Friday, March 6, 2020

The Kids in the Hall Are Back


This is somewhere around the seventh or eighth reunion of the Kids in the Hall, so don't call it a comeback:
Amazon Prime Video is making a new eight-episode continuation of the original 1989 sketch comedy series, and yes, all of the original Canadian cast members will return. Dave Foley, Kevin McDonald, Bruce McCulloch, Mark McKinney and Scott Thompson will be reprising some of their original fan-favorite characters as well as playing some brand new ones. 
The series will be executive produced by "Saturday Night Live" creator Lorne Michaels' Broadway Video. 
"Even after 30 years, 'The Kids in the Hall' has retained its brilliance and originality," said Michaels. "We are happy to be bringing back all of the original 'Kids' for the new series." 
"We've been investing in Canada for several years and are excited to add to that momentum by making The Kids in the Hall the first Canadian Amazon Original series," said James Farrell, vice president of international originals for Amazon Studios.
Lorne Michaels is a bloodsucking vampire, and I would have to imagine, since I don't know anything about show business, that he's keeping 90% of the money from this and that's wrong. If this thing makes Amazon a lot of money, I guess I'll keep Prime but, really, the porch pirate thing is out of control.

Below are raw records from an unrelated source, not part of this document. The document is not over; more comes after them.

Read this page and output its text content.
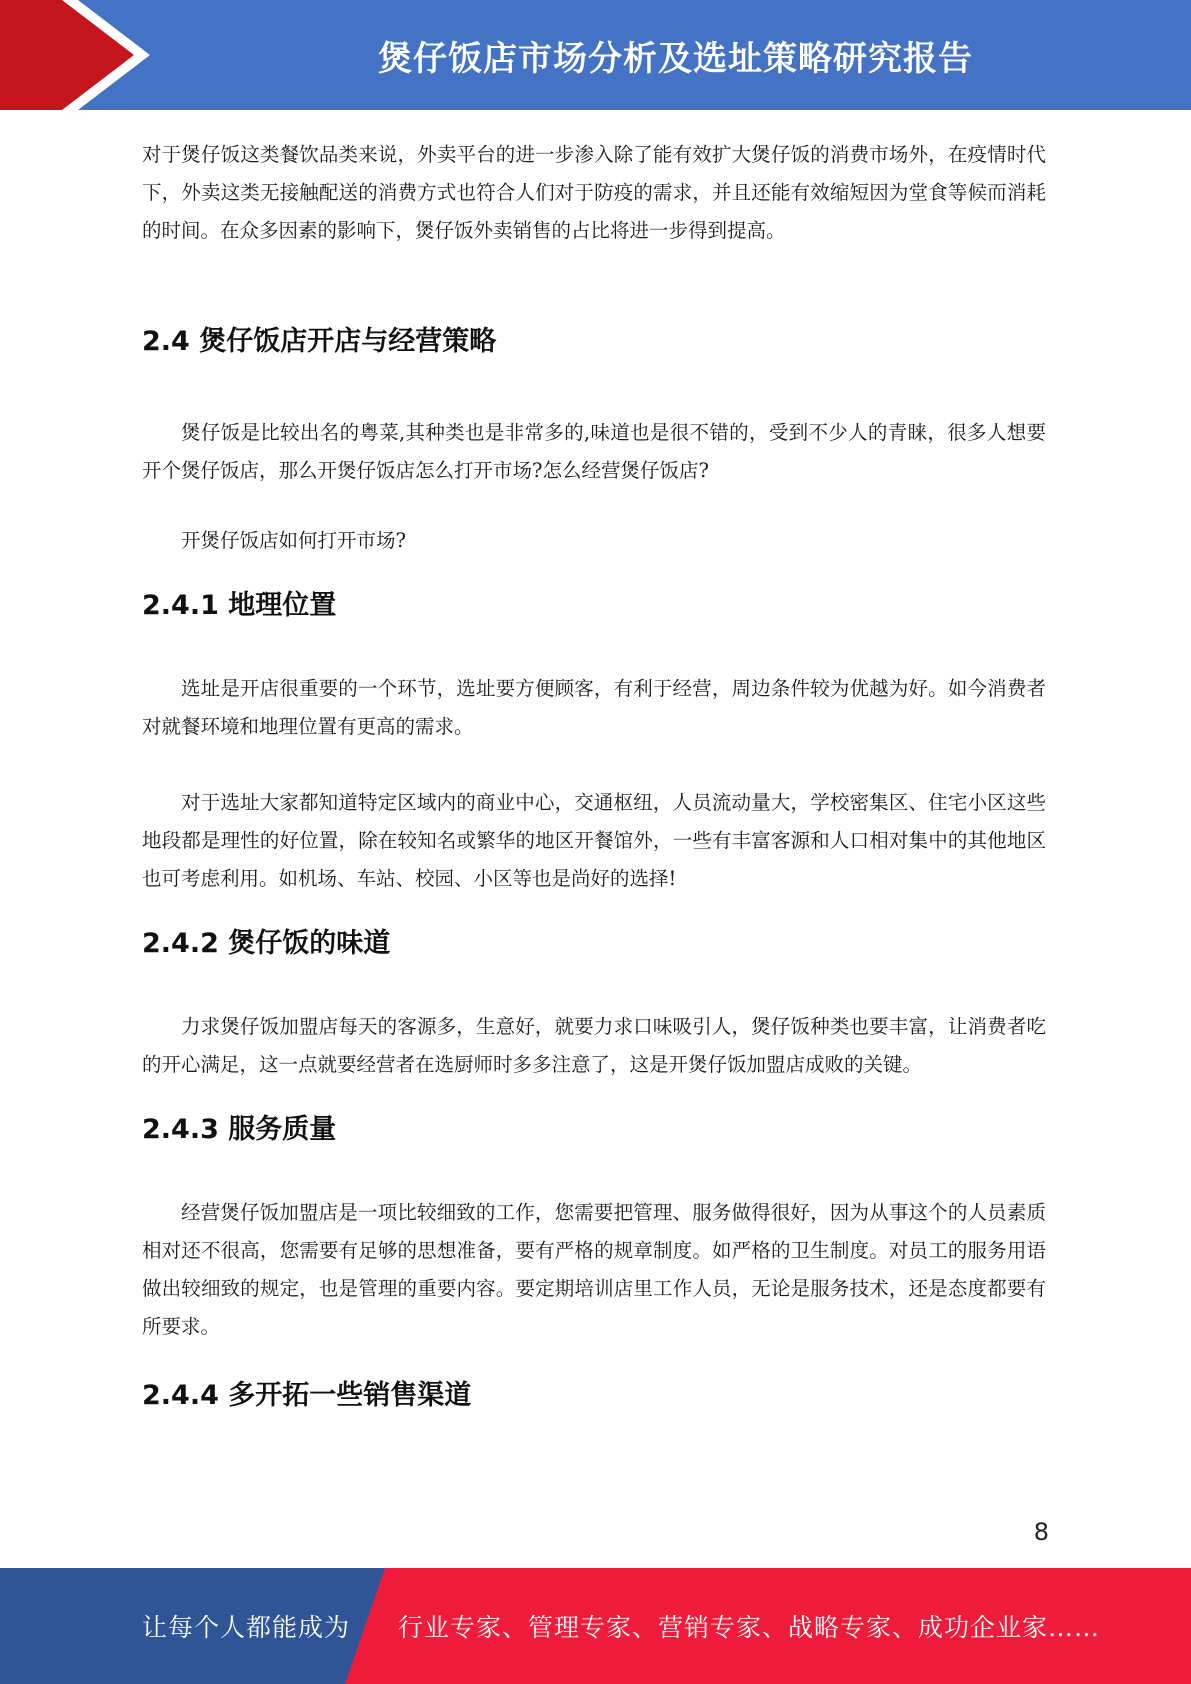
煲仔饭店市场分析及选址策略研究报告

对于煲仔饭这类餐饮品类来说，外卖平台的进一步渗入除了能有效扩大煲仔饭的消费市场外，在疫情时代下，外卖这类无接触配送的消费方式也符合人们对于防疫的需求，并且还能有效缩短因为堂食等候而消耗的时间。在众多因素的影响下，煲仔饭外卖销售的占比将进一步得到提高。

2.4 煲仔饭店开店与经营策略

煲仔饭是比较出名的粤菜,其种类也是非常多的,味道也是很不错的，受到不少人的青睐，很多人想要开个煲仔饭店，那么开煲仔饭店怎么打开市场?怎么经营煲仔饭店?

开煲仔饭店如何打开市场?

2.4.1 地理位置

选址是开店很重要的一个环节，选址要方便顾客，有利于经营，周边条件较为优越为好。如今消费者对就餐环境和地理位置有更高的需求。

对于选址大家都知道特定区域内的商业中心，交通枢纽，人员流动量大，学校密集区、住宅小区这些地段都是理性的好位置，除在较知名或繁华的地区开餐馆外，一些有丰富客源和人口相对集中的其他地区也可考虑利用。如机场、车站、校园、小区等也是尚好的选择!

2.4.2 煲仔饭的味道

力求煲仔饭加盟店每天的客源多，生意好，就要力求口味吸引人，煲仔饭种类也要丰富，让消费者吃的开心满足，这一点就要经营者在选厨师时多多注意了，这是开煲仔饭加盟店成败的关键。

2.4.3 服务质量

经营煲仔饭加盟店是一项比较细致的工作，您需要把管理、服务做得很好，因为从事这个的人员素质相对还不很高，您需要有足够的思想准备，要有严格的规章制度。如严格的卫生制度。对员工的服务用语做出较细致的规定，也是管理的重要内容。要定期培训店里工作人员，无论是服务技术，还是态度都要有所要求。

2.4.4 多开拓一些销售渠道
8
让每个人都能成为 行业专家、管理专家、营销专家、战略专家、成功企业家……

Let's say, for example, I order the DVD set that has all the episodes of the classic series. Yeah, I'll rifle through those if it makes it to my door, but what's more likely is that someone is going to drive up in one of those vans with the blue letters on the side and they're going to toss a padded envelope with the wrong goddamned version of Trailer Park Boys in it onto the front porch and drive away. I hate that shit. What's up with the guy with the fake glasses? Isn't there a law against portraying disabled people in a negative way?

While my bad attitude takes over, up from the darkness, a lone figure, a guy in sweatpants and a jean jacket, is going to wave his flashlight around my front yard, grab the package, and give his buddy Jake the signal to start the car so they can beat it out of here. I'm not getting involved in any of that shit. Take it, take it and go, you probably need the laughs more than me, jean jacket guy.

As a matter of fact, to hell with all this. I'm still smarting from something that went wrong years ago and I'm not about to get invested in something that allows Lorne to buy another house in the Hamptons, wherever that is, man.